Citra Decision Apps run inside your perimeter — in your private cloud — on the same
sovereign stack as the rest of Citra. The published apps.citra.ai/{slug} URL is served
by your own deployment. Data doesn't egress. Models don't train on your IP. Audit log is yours.
That's why a Decision App is something a regulated business actually deploys, instead of yet another "AI app builder" that gets blocked at the security review.
Where Decision Apps fit in the Citra stack
The Agentic Layer of Citra is two-tier on purpose:
- Decision Apps — what this post is about. The BA tier. Authored in natural language, ships UI + agent + dashboard together, runs on the sovereign stack.
- Agentic Workflow Engine — the IT tier. A developer-grade canvas with AI-agentic decision nodes for complex, cross-vertical processes that need explicit composition — application screening with multi-rule scoring, multi-step decisioning, long-running flows.
Most line-of-business apps land in the Decision App tier and never need to touch the Workflow Engine canvas. When they do, the same governed data, the same tenant audit, and the same model layer underpin both — so handing off from a BA-built app to an IT-built workflow doesn't mean rebuilding on a different stack.
The honest summary
For ten years the answer to "let's give the BA a real app" was "file a ticket and wait." That was fine when shipping a portal meant a lengthy developer project and the policy didn't change for two years. Neither of those is true anymore.
Citra Decision Apps move the work where it actually belongs: the BA, who knows the business process, describes the outcome they want; the platform ships the UI, the agent, and the dashboard, all wired to enterprise data, all governed, all on your infrastructure. Weeks of manual triage become a daily review. The KPIs that used to live in a stale slide deck now live in a dashboard the BA owns.
That's the gap a Decision App closes — and it's the gap that decides whether a regulated team actually deploys an AI app, or just keeps reading slide decks about one.
Frequently Asked Questions
What is a Citra Decision App?
A published line-of-business app that bundles UI, agent, and KPI dashboard, authored by
your BA in natural language. Served at apps.citra.ai/{slug}, wired to your
enterprise data, deployed inside your perimeter.

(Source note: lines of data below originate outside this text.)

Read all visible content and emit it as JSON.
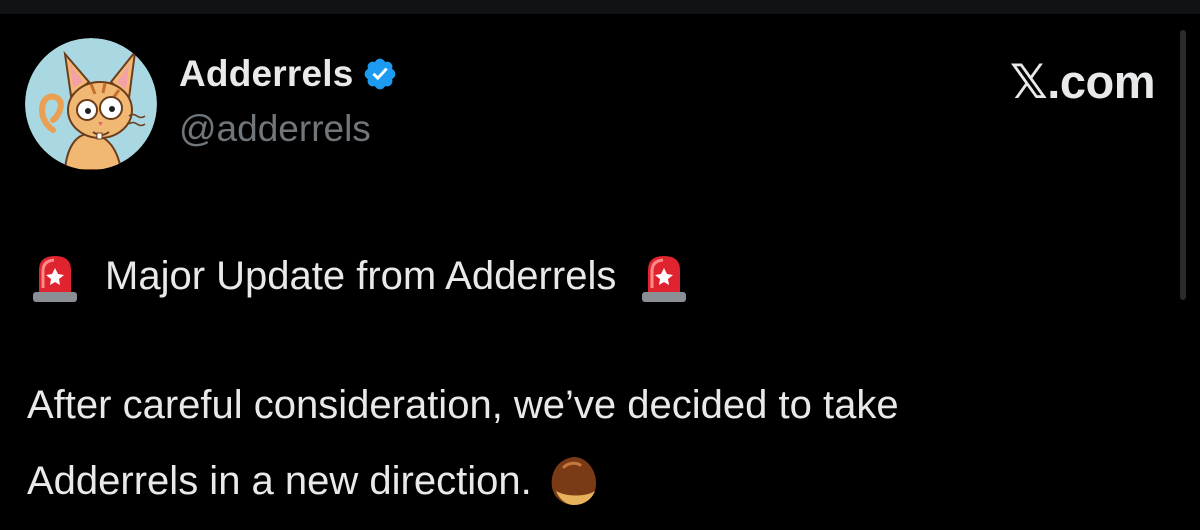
{
  "author": {
    "display_name": "Adderrels",
    "handle": "@adderrels",
    "verified": true,
    "avatar_icon": "cartoon-cat-avatar",
    "verified_icon": "verified-badge-icon",
    "verified_color": "#1d9bf0"
  },
  "brand": {
    "label": "𝕏.com"
  },
  "tweet": {
    "headline": "Major Update from Adderrels",
    "headline_left_icon": "police-light-icon",
    "headline_right_icon": "police-light-icon",
    "body_line1": "After careful consideration, we’ve decided to take",
    "body_line2": "Adderrels in a new direction.",
    "body_line2_icon": "chestnut-icon"
  },
  "colors": {
    "background": "#000000",
    "text": "#e7e9ea",
    "muted": "#71767b"
  }
}
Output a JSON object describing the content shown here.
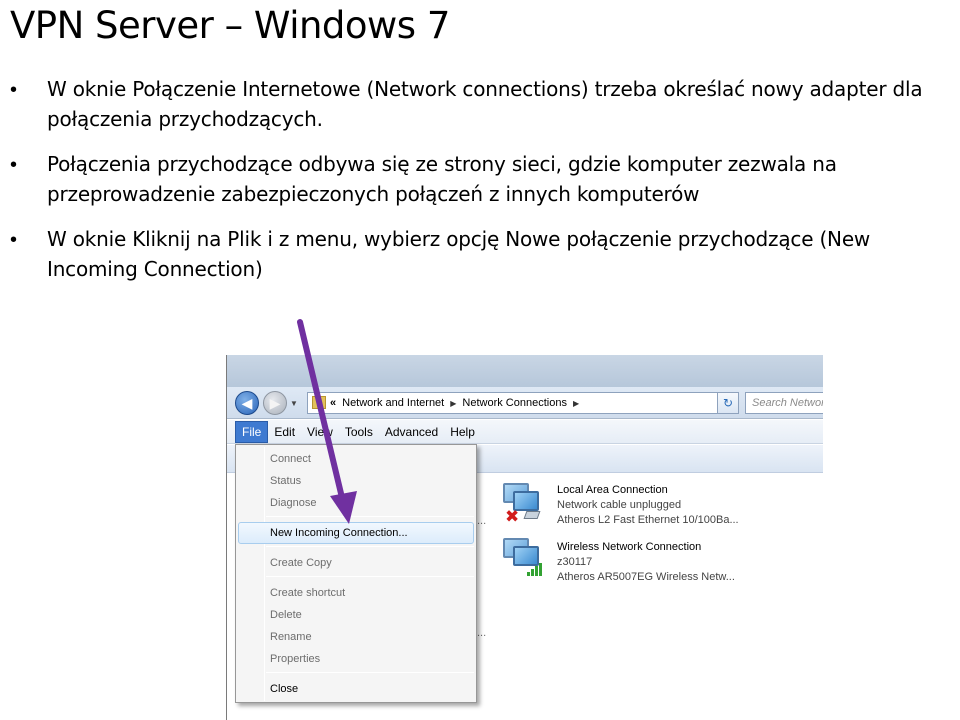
{
  "slide": {
    "title": "VPN Server – Windows 7",
    "bullets": [
      "W oknie Połączenie Internetowe (Network connections) trzeba określać nowy adapter dla połączenia przychodzących.",
      "Połączenia przychodzące odbywa się ze strony sieci, gdzie komputer zezwala na przeprowadzenie zabezpieczonych połączeń z innych komputerów",
      "W oknie Kliknij na Plik i z menu, wybierz opcję Nowe połączenie przychodzące (New Incoming Connection)"
    ],
    "bullet_symbol": "•"
  },
  "window": {
    "address": {
      "chevron": "«",
      "crumbs": [
        "Network and Internet",
        "Network Connections"
      ]
    },
    "search_placeholder": "Search Network Connections",
    "menubar": [
      "File",
      "Edit",
      "View",
      "Tools",
      "Advanced",
      "Help"
    ],
    "active_menu": "File",
    "file_menu": {
      "items": [
        {
          "label": "Connect",
          "enabled": false
        },
        {
          "label": "Status",
          "enabled": false
        },
        {
          "label": "Diagnose",
          "enabled": false
        },
        {
          "label": "New Incoming Connection...",
          "enabled": true,
          "highlighted": true
        },
        {
          "label": "Create Copy",
          "enabled": false
        },
        {
          "label": "Create shortcut",
          "enabled": false
        },
        {
          "label": "Delete",
          "enabled": false
        },
        {
          "label": "Rename",
          "enabled": false
        },
        {
          "label": "Properties",
          "enabled": false
        },
        {
          "label": "Close",
          "enabled": true
        }
      ]
    },
    "connections": [
      {
        "name": "Local Area Connection",
        "status": "Network cable unplugged",
        "device": "Atheros L2 Fast Ethernet 10/100Ba...",
        "icon": "wired-network-disconnected-icon"
      },
      {
        "name": "Wireless Network Connection",
        "status": "z30117",
        "device": "Atheros AR5007EG Wireless Netw...",
        "icon": "wireless-network-icon"
      }
    ],
    "truncated_marker": "..."
  },
  "annotation": {
    "arrow_color": "#7030a0"
  }
}
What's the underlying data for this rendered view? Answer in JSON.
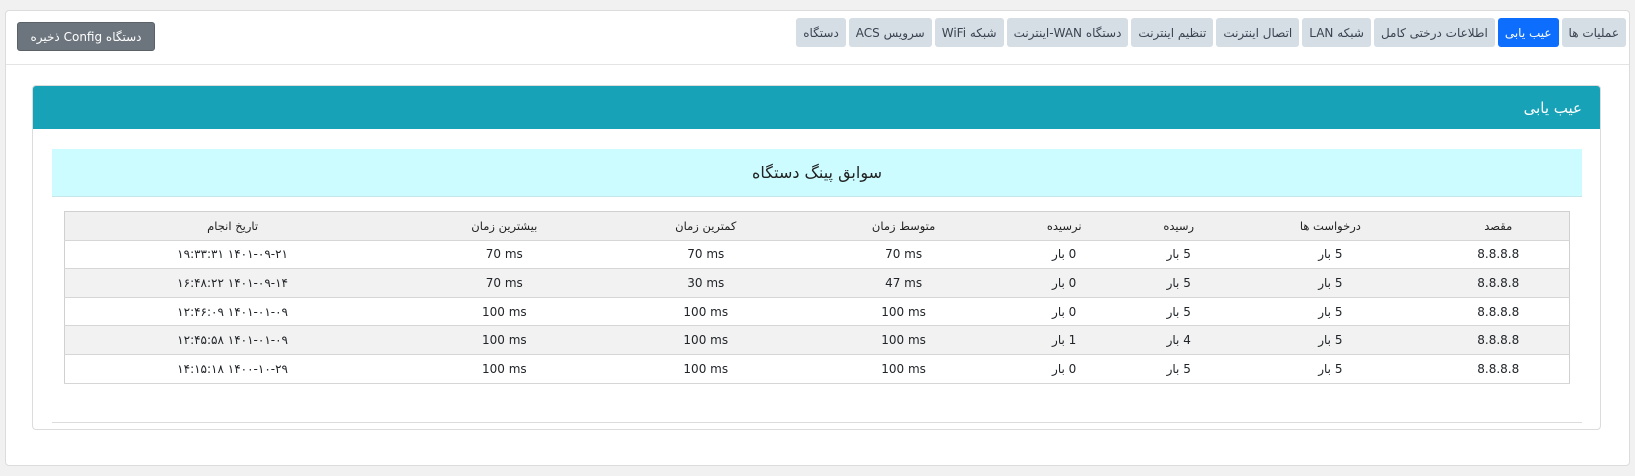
{
  "toolbar": {
    "save_label": "ذخیره Config دستگاه"
  },
  "tabs": [
    {
      "label": "دستگاه",
      "active": false
    },
    {
      "label": "سرویس ACS",
      "active": false
    },
    {
      "label": "شبکه WiFi",
      "active": false
    },
    {
      "label": "دستگاه WAN-اینترنت",
      "active": false
    },
    {
      "label": "تنظیم اینترنت",
      "active": false
    },
    {
      "label": "اتصال اینترنت",
      "active": false
    },
    {
      "label": "شبکه LAN",
      "active": false
    },
    {
      "label": "اطلاعات درختی کامل",
      "active": false
    },
    {
      "label": "عیب یابی",
      "active": true
    },
    {
      "label": "عملیات ها",
      "active": false
    }
  ],
  "card": {
    "title": "عیب یابی",
    "subtitle": "سوابق پینگ دستگاه"
  },
  "table": {
    "headers": [
      "مقصد",
      "درخواست ها",
      "رسیده",
      "نرسیده",
      "متوسط زمان",
      "کمترین زمان",
      "بیشترین زمان",
      "تاریخ انجام"
    ],
    "rows": [
      [
        "8.8.8.8",
        "5 بار",
        "5 بار",
        "0 بار",
        "70 ms",
        "70 ms",
        "70 ms",
        "۱۴۰۱-۰۹-۲۱ ۱۹:۳۳:۳۱"
      ],
      [
        "8.8.8.8",
        "5 بار",
        "5 بار",
        "0 بار",
        "47 ms",
        "30 ms",
        "70 ms",
        "۱۴۰۱-۰۹-۱۴ ۱۶:۴۸:۲۲"
      ],
      [
        "8.8.8.8",
        "5 بار",
        "5 بار",
        "0 بار",
        "100 ms",
        "100 ms",
        "100 ms",
        "۱۴۰۱-۰۱-۰۹ ۱۲:۴۶:۰۹"
      ],
      [
        "8.8.8.8",
        "5 بار",
        "4 بار",
        "1 بار",
        "100 ms",
        "100 ms",
        "100 ms",
        "۱۴۰۱-۰۱-۰۹ ۱۲:۴۵:۵۸"
      ],
      [
        "8.8.8.8",
        "5 بار",
        "5 بار",
        "0 بار",
        "100 ms",
        "100 ms",
        "100 ms",
        "۱۴۰۰-۱۰-۲۹ ۱۴:۱۵:۱۸"
      ]
    ]
  },
  "colors": {
    "header_bg": "#17a2b8",
    "active_tab": "#0d6efd",
    "info_bg": "#ccfcff",
    "save_button": "#6c757d"
  }
}
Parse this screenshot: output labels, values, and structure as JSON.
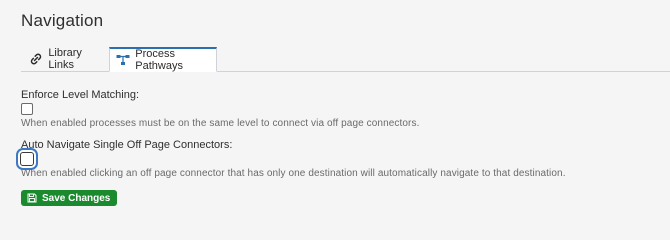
{
  "page": {
    "title": "Navigation"
  },
  "tabs": [
    {
      "label": "Library Links",
      "icon": "link-icon",
      "active": false
    },
    {
      "label": "Process Pathways",
      "icon": "pathway-icon",
      "active": true
    }
  ],
  "settings": [
    {
      "label": "Enforce Level Matching:",
      "checked": false,
      "help": "When enabled processes must be on the same level to connect via off page connectors."
    },
    {
      "label": "Auto Navigate Single Off Page Connectors:",
      "checked": false,
      "focused": true,
      "help": "When enabled clicking an off page connector that has only one destination will automatically navigate to that destination."
    }
  ],
  "actions": {
    "save_label": "Save Changes",
    "save_icon": "floppy-disk-icon"
  },
  "colors": {
    "accent_blue": "#2a6fb0",
    "save_green": "#1b8a2f",
    "background": "#f5f5f6"
  }
}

How is it different from low-code?
Low-code asks the BA to lay out screens, model the data, and wire actions — usually with a developer alongside. A Decision App asks the BA to describe the business outcome; the builder agent generates the UI, the agent, and the KPI dashboard together.
Can it really replace weeks of manual triage?
Yes — by automating the routine cases and surfacing only the exceptions. A motor-claims Decision App auto-approves under-threshold claims, runs policy lookups via RAG, and routes high-value items into a queue with a recommended decision and citation. Customers compress weeks of monthly triage into a daily 30-minute review.
What about approvals and audit?
Decision Apps include named-approver gates, non-self-approval enforcement, and per-tenant audit logging on every step, approval, and decision — built into the platform, not bolted on.
Where does a Decision App run?
Inside your perimeter — in your private cloud, on the same sovereign Citra stack. No data egress, no foreign training, no SaaS hop. The published URL is served by your own deployment.